HPC Unit 1B Lecture Notes Review: Rational Functions, Transformations, Binomial Expansion, and Modeling

Flashcards covering key vocabulary from HPC Unit 1B lecture notes, including rational functions, their characteristics (zeros, asymptotes, holes, end behavior), function transformations (translations, reflections, dilations), binomial expansion, and mathematical modeling techniques.

Rational Function

A function that can be expressed as the ratio of two polynomials, f(x) = P(x)/Q(x), where Q(x) is not the zero polynomial.

Real Zeros of Rational Functions

The x-values where a rational function equals zero, which occur when the numerator is zero and the x-value is within the function's domain.

Domain of a Rational Function

All real numbers except those that make the denominator of the function equal to zero, as these values would make the function undefined.

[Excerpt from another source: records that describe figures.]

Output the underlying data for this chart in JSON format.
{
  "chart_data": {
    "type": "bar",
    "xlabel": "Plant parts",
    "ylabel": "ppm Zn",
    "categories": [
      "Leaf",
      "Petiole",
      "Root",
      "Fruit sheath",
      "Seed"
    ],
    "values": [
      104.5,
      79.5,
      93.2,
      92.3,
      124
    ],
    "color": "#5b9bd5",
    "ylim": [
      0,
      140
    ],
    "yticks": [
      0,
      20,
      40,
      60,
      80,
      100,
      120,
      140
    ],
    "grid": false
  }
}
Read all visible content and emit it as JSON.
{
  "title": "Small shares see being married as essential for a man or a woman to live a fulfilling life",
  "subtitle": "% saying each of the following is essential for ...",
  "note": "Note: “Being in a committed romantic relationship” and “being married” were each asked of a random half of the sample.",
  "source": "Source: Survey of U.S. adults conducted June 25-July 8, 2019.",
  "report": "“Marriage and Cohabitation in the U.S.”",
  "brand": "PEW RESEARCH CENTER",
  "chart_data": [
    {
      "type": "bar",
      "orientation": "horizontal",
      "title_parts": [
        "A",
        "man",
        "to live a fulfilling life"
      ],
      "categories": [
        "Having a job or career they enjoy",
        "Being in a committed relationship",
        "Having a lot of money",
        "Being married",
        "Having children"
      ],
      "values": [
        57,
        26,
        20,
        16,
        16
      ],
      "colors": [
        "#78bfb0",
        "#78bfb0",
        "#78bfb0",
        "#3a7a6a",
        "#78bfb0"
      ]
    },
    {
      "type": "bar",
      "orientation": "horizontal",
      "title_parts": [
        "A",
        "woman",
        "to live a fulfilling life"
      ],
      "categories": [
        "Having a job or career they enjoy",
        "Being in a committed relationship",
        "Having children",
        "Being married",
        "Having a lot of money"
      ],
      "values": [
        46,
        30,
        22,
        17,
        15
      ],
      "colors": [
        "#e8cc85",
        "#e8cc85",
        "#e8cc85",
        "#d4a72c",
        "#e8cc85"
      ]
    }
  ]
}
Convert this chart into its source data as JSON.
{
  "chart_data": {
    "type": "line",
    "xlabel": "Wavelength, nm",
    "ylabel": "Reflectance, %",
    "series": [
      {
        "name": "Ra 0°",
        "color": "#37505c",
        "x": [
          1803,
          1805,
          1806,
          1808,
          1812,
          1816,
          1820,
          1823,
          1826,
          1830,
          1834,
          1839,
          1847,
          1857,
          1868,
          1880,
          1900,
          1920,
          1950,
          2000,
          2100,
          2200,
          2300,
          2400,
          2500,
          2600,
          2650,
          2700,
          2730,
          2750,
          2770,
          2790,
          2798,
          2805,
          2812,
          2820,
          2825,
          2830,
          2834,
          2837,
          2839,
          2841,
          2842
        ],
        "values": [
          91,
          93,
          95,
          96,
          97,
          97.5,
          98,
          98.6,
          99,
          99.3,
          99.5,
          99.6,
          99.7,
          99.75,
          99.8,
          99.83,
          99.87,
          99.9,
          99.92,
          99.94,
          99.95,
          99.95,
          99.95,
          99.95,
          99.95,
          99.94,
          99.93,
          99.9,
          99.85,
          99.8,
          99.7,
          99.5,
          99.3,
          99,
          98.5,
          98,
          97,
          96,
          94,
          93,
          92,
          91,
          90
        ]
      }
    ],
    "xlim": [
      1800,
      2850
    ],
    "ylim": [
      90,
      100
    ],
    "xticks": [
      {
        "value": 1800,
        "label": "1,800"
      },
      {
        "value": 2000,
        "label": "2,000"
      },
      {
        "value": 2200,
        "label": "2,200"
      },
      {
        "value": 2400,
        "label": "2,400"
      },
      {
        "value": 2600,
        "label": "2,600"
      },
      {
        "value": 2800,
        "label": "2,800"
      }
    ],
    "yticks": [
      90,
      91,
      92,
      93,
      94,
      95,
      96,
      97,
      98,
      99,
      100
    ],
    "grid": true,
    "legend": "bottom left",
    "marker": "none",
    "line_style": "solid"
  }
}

End Behavior (Rational Functions)

Describes how the graph of a rational function behaves as the input x approaches positive or negative infinity.

Holes (Rational Functions)

Removable discontinuities in the graph of a rational function that occur when a common factor exists in both the numerator and the denominator, which cancels out when simplifying.

Vertical Asymptote

A vertical line (x=a) that the graph of a rational function approaches but never crosses, occurring at x-values where the (simplified) denominator is zero.

Limit Notation

A mathematical notation used to describe the behavior of a function as its input approaches a certain value or infinity, often used for asymptotes and holes.

Multiplicity (in Rational Function denominators)

The number of times a factor appears in the denominator of a rational function, which can affect the behavior of the graph around a vertical asymptote.

Slant Asymptote (Oblique Asymptote)

An asymptote that is a non-horizontal, non-vertical line, occurring in a rational function when the degree of the numerator is exactly one greater than the degree of the denominator.

Horizontal Asymptote

A horizontal line that the graph of a rational function approaches as x approaches positive or negative infinity. Determined by comparing the degrees of the numerator and denominator.

Translation (Functions)

A type of transformation that shifts the graph of a function horizontally (input change) or vertically (output change) without changing its shape or orientation.

Reflection (Functions)

A type of transformation that flips a function's graph across an axis, either the x-axis (output change) or the y-axis (input change).

Dilation (Functions)

A type of transformation that stretches or compresses a function's graph either horizontally (input change) or vertically (output change).

Input Changes (Function Transformations)

Transformations that affect the x-values of a function, such as horizontal shifts, reflections across the y-axis, or horizontal dilations (e.g., f(x+c), f(-x), f(cx)).

Output Changes (Function Transformations)

Transformations that affect the y-values of a function, such as vertical shifts, reflections across the x-axis, or vertical dilations (e.g., f(x)+c, -f(x), cf(x)).

Factored Form (Polynomials)

A way of writing a polynomial as a product of its factors (e.g., f(x) = (x+2)^2(x-3)).

Standard (or General) Form (Polynomials)

A way of writing a polynomial by collecting and combining like terms and arranging them in descending order of degree (e.g., f(x) = x^3 + x^2 - 8x - 12).

Binomial Expansion

The process of expanding a binomial (an algebraic expression with two terms) raised to an integer power, such as (a+b)^n.

Pascal's Triangle

A triangular array of numbers that serves as a useful tool for finding the coefficients in binomial expansions.

Binomial Theorem

A formula that provides a systematic way to expand any binomial raised to a non-negative integer power, (a+b)^n = Σ [nCk * a^(n-k) * b^k].

Mathematical Model

A mathematical representation of a real-world situation, phenomenon, or data set, used to understand, analyze, or predict outcomes.

Model Domain Restrictions

Limitations on the input values (domain) of a function due to the real-world context of a mathematical model, ensuring the model remains realistic.

Model Range Restrictions

Limitations on the output values (range) of a function due to the real-world context of a mathematical model, ensuring the output makes sense within the application.

Average Rate of Change (AROC)

The change in the output of a function divided by the change in its input over a specific interval, representing the slope of the secant line between two points.

Regression Analysis

A powerful statistical technique used to find a function (model) that best fits a set of data points, often by minimizing the distance between the data and the curve.

Inversely Proportional

A relationship between two quantities where an increase in one quantity results in a proportional decrease in the other, typically expressed as y = k/x^n for some constant k and power n.

Rational Expression

An algebraic expression that can be written as a fraction where both the numerator and the denominator are polynomials.

Lowest Terms (Rational Expressions)

A rational expression is in lowest terms when the numerator and denominator have no common factors other than 1.

Excluded Values (Rational Expressions)

Values of the variable that would make the denominator of a rational expression equal to zero, rendering the expression undefined and thus excluded from the domain.